Memang tidak cukup dengan sosok ulama kritis agar terwujud kedilan.  Dibutuhkan sistem shahih, Islam sebagai aturannya.  Jika negara memakai asas Islam, maka adanya halal-haram menjadi patokan perbuatan.  Hukum dari Sang Khaliq akan menjadi rahmat dan keberkahan, jika diterapkan secara kaffah/menyeluruh.  Baik masalah ibadah dan non-ibadah (politik, ekonomi pendidikan, sosial-masyarakat).
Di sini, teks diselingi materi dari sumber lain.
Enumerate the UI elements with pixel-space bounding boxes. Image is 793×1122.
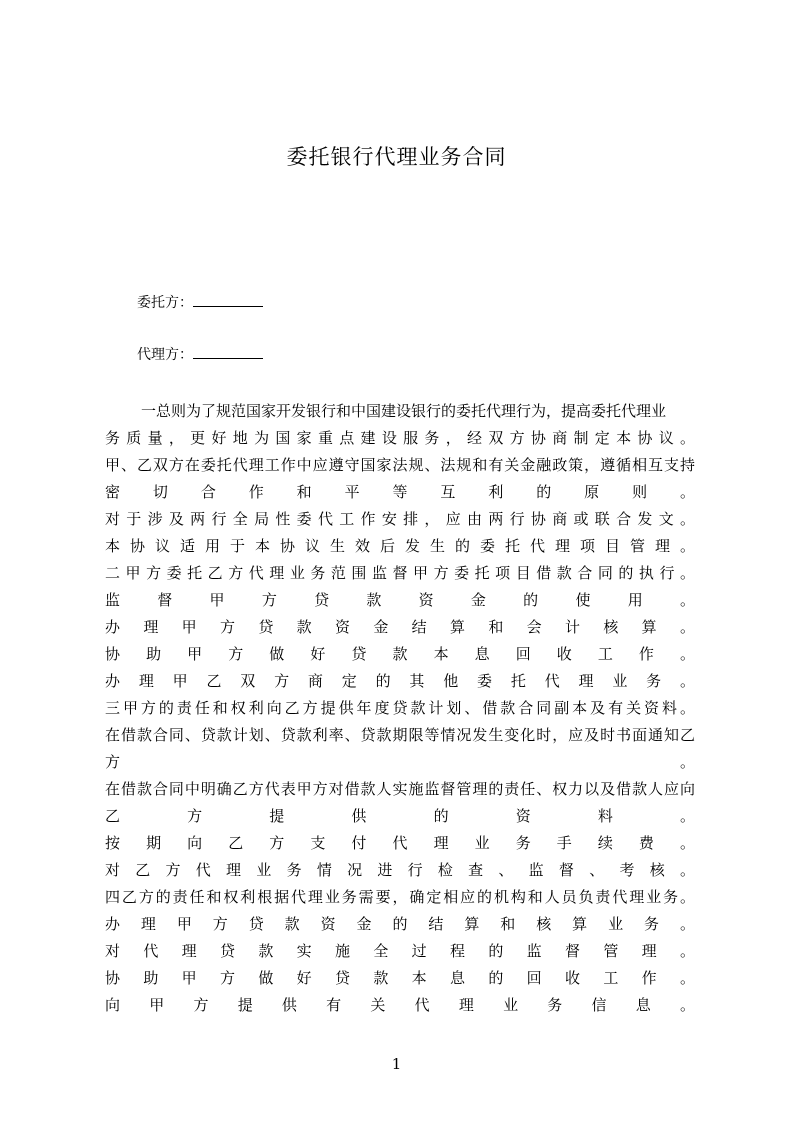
body-line: 办理甲乙双方商定的其他委托代理业务。 xyxy=(105,672,695,690)
agent-blank[interactable] xyxy=(193,344,263,359)
body-line: 按期向乙方支付代理业务手续费。 xyxy=(105,834,695,852)
body-line: 三甲方的责任和权利向乙方提供年度贷款计划、借款合同副本及有关资料。 xyxy=(105,699,695,717)
body-line: 对于涉及两行全局性委代工作安排，应由两行协商或联合发文。 xyxy=(105,510,695,528)
agent-field xyxy=(137,344,263,365)
body-line: 向甲方提供有关代理业务信息。 xyxy=(105,996,695,1014)
body-line: 一总则为了规范国家开发银行和中国建设银行的委托代理行为，提高委托代理业 xyxy=(141,402,667,420)
principal-field xyxy=(137,292,263,313)
body-line: 办理甲方贷款资金结算和会计核算。 xyxy=(105,618,695,636)
principal-label: 委托方： xyxy=(137,295,193,311)
body-line: 方。 xyxy=(105,753,695,771)
body-line: 协助甲方做好贷款本息的回收工作。 xyxy=(105,969,695,987)
body-line: 在借款合同、贷款计划、贷款利率、贷款期限等情况发生变化时，应及时书面通知乙 xyxy=(105,726,695,744)
body-line: 对乙方代理业务情况进行检查、监督、考核。 xyxy=(105,861,695,879)
body-line: 二甲方委托乙方代理业务范围监督甲方委托项目借款合同的执行。 xyxy=(105,564,695,582)
body-line: 甲、乙双方在委托代理工作中应遵守国家法规、法规和有关金融政策，遵循相互支持 xyxy=(105,456,695,474)
principal-blank[interactable] xyxy=(193,292,263,307)
body-line: 密切合作和平等互利的原则。 xyxy=(105,483,695,501)
body-line: 对代理贷款实施全过程的监督管理。 xyxy=(105,942,695,960)
body-line: 乙方提供的资料。 xyxy=(105,807,695,825)
body-line: 本协议适用于本协议生效后发生的委托代理项目管理。 xyxy=(105,537,695,555)
body-line: 四乙方的责任和权利根据代理业务需要，确定相应的机构和人员负责代理业务。 xyxy=(105,888,695,906)
contract-body xyxy=(105,398,695,1019)
body-line: 监督甲方贷款资金的使用。 xyxy=(105,591,695,609)
page-number: 1 xyxy=(391,1055,402,1073)
body-line: 在借款合同中明确乙方代表甲方对借款人实施监督管理的责任、权力以及借款人应向 xyxy=(105,780,695,798)
body-line: 办理甲方贷款资金的结算和核算业务。 xyxy=(105,915,695,933)
document-title: 委托银行代理业务合同 xyxy=(286,145,507,169)
agent-label: 代理方： xyxy=(137,347,193,363)
body-line: 务质量，更好地为国家重点建设服务，经双方协商制定本协议。 xyxy=(105,429,695,447)
body-line: 协助甲方做好贷款本息回收工作。 xyxy=(105,645,695,663)
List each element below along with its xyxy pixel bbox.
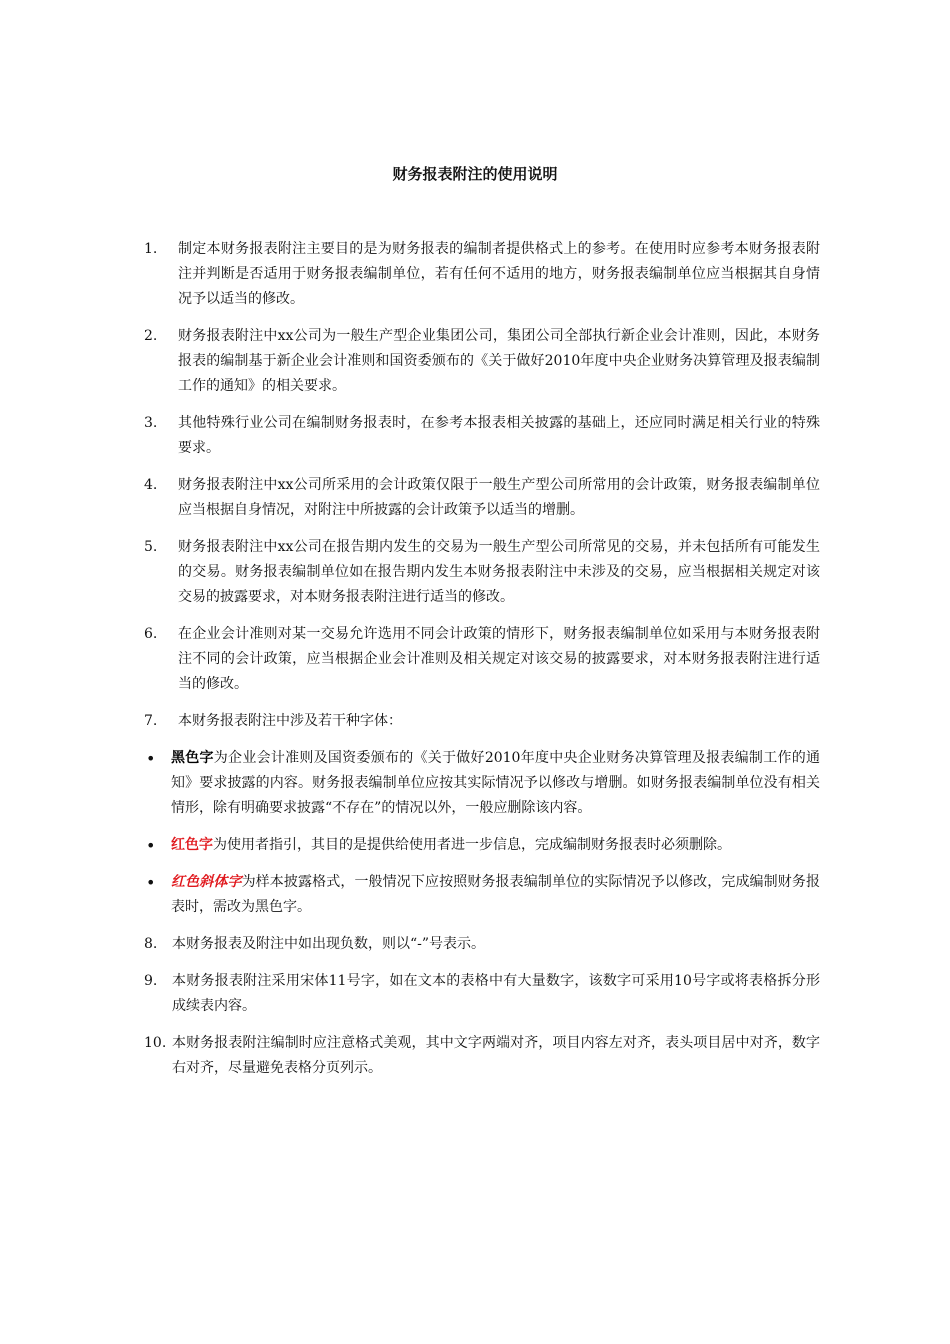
item-number: 4. <box>144 477 158 493</box>
list-item-7 <box>144 709 820 734</box>
item-number: 5. <box>144 539 158 555</box>
item-text: 在企业会计准则对某一交易允许选用不同会计政策的情形下，财务报表编制单位如采用与本财务报表附注不同的会计政策，应当根据企业会计准则及相关规定对该交易的披露要求，对本财务报表附注进行适当的修改。 <box>178 626 820 692</box>
bullet-text <box>171 833 820 858</box>
list-item-6 <box>144 622 820 697</box>
item-text: 财务报表附注中xx公司在报告期内发生的交易为一般生产型公司所常见的交易，并未包括所有可能发生的交易。财务报表编制单位如在报告期内发生本财务报表附注中未涉及的交易，应当根据相关规定对该交易的披露要求，对本财务报表附注进行适当的修改。 <box>178 539 820 605</box>
item-number: 10. <box>144 1035 167 1051</box>
bullet-item-red-italic-text <box>144 870 820 920</box>
item-text: 财务报表附注中xx公司为一般生产型企业集团公司，集团公司全部执行新企业会计准则，因此，本财务报表的编制基于新企业会计准则和国资委颁布的《关于做好2010年度中央企业财务决算管理及报表编制工作的通知》的相关要求。 <box>178 328 820 394</box>
document-title: 财务报表附注的使用说明 <box>392 165 558 183</box>
item-number: 8. <box>144 936 158 952</box>
bullet-text <box>171 746 820 821</box>
list-item-3 <box>144 411 820 461</box>
list-item-8 <box>144 932 820 957</box>
item-number: 1. <box>144 241 158 257</box>
bullet-icon: • <box>146 836 156 855</box>
item-text: 本财务报表附注编制时应注意格式美观，其中文字两端对齐，项目内容左对齐，表头项目居中对齐，数字右对齐，尽量避免表格分页列示。 <box>172 1035 820 1076</box>
keyword-red-italic-text: 红色斜体字 <box>171 874 242 890</box>
bullet-icon: • <box>146 873 156 892</box>
list-item-4 <box>144 473 820 523</box>
instruction-list <box>144 237 820 1093</box>
item-number: 3. <box>144 415 158 431</box>
item-number: 9. <box>144 973 158 989</box>
bullet-description: 为企业会计准则及国资委颁布的《关于做好2010年度中央企业财务决算管理及报表编制工作的通知》要求披露的内容。财务报表编制单位应按其实际情况予以修改与增删。如财务报表编制单位没有相关情形，除有明确要求披露“不存在”的情况以外，一般应删除该内容。 <box>171 750 820 816</box>
keyword-red-text: 红色字 <box>171 837 213 853</box>
list-item-9 <box>144 969 820 1019</box>
list-item-10 <box>144 1031 820 1081</box>
bullet-item-red-text <box>144 833 820 858</box>
list-item-1 <box>144 237 820 312</box>
bullet-description: 为使用者指引，其目的是提供给使用者进一步信息，完成编制财务报表时必须删除。 <box>213 837 731 853</box>
list-item-5 <box>144 535 820 610</box>
item-text: 本财务报表附注中涉及若干种字体： <box>178 713 402 729</box>
bullet-item-black-text <box>144 746 820 821</box>
keyword-black-text: 黑色字 <box>171 750 214 766</box>
item-number: 6. <box>144 626 158 642</box>
bullet-text <box>171 870 820 920</box>
bullet-description: 为样本披露格式，一般情况下应按照财务报表编制单位的实际情况予以修改，完成编制财务报表时，需改为黑色字。 <box>171 874 821 915</box>
item-text: 财务报表附注中xx公司所采用的会计政策仅限于一般生产型公司所常用的会计政策，财务报表编制单位应当根据自身情况，对附注中所披露的会计政策予以适当的增删。 <box>178 477 820 518</box>
item-number: 7. <box>144 713 158 729</box>
list-item-2 <box>144 324 820 399</box>
bullet-icon: • <box>146 749 156 768</box>
item-text: 本财务报表及附注中如出现负数，则以“-”号表示。 <box>172 936 486 952</box>
item-number: 2. <box>144 328 158 344</box>
item-text: 其他特殊行业公司在编制财务报表时，在参考本报表相关披露的基础上，还应同时满足相关行业的特殊要求。 <box>178 415 820 456</box>
item-text: 本财务报表附注采用宋体11号字，如在文本的表格中有大量数字，该数字可采用10号字或将表格拆分形成续表内容。 <box>172 973 820 1014</box>
item-text: 制定本财务报表附注主要目的是为财务报表的编制者提供格式上的参考。在使用时应参考本财务报表附注并判断是否适用于财务报表编制单位，若有任何不适用的地方，财务报表编制单位应当根据其自身情况予以适当的修改。 <box>178 241 820 307</box>
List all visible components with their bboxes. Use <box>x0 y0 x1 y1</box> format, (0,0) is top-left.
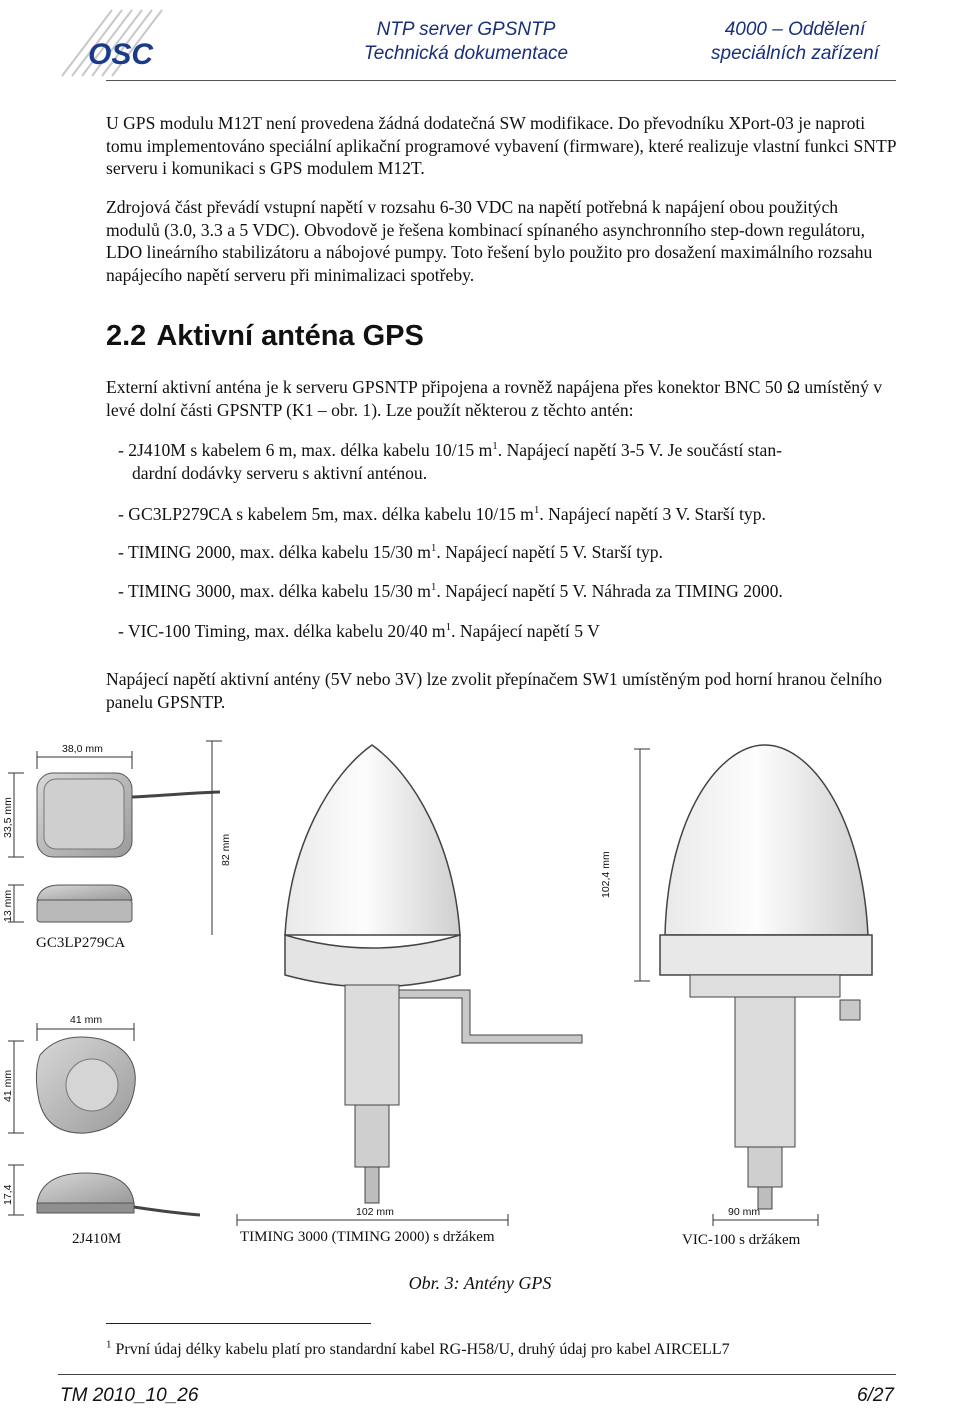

Hal ini seperti janji Allah dalam TQS.A'raf:96

وَلَوْ أَنَّ أَهْلَ الْقُرَىٰ آمَنُوا وَاتَّقَوْا لَفَتَحْنَا عَلَيْهِمْ بَرَكَاتٍ مِنَ السَّمَاءِ وَالْأَرْضِ وَلَٰكِنْ كَذَّبُوا فَأَخَذْنَاهُمْ بِمَا كَانُوا يَكْسِبُونَ

Jikalau sekiranya penduduk negeri-negeri beriman dan bertakwa, pastilah Kami akan melimpahkan kepada mereka berkah dari langit dan bumi, tetapi mereka mendustakan (ayat-ayat Kami) itu, maka Kami siksa mereka disebabkan perbuatannya.


Wallahua'lam bishawwab

Posting Komentar untuk "Terdepaknya Ulama Kritis Dalam Wajah Baru MUI"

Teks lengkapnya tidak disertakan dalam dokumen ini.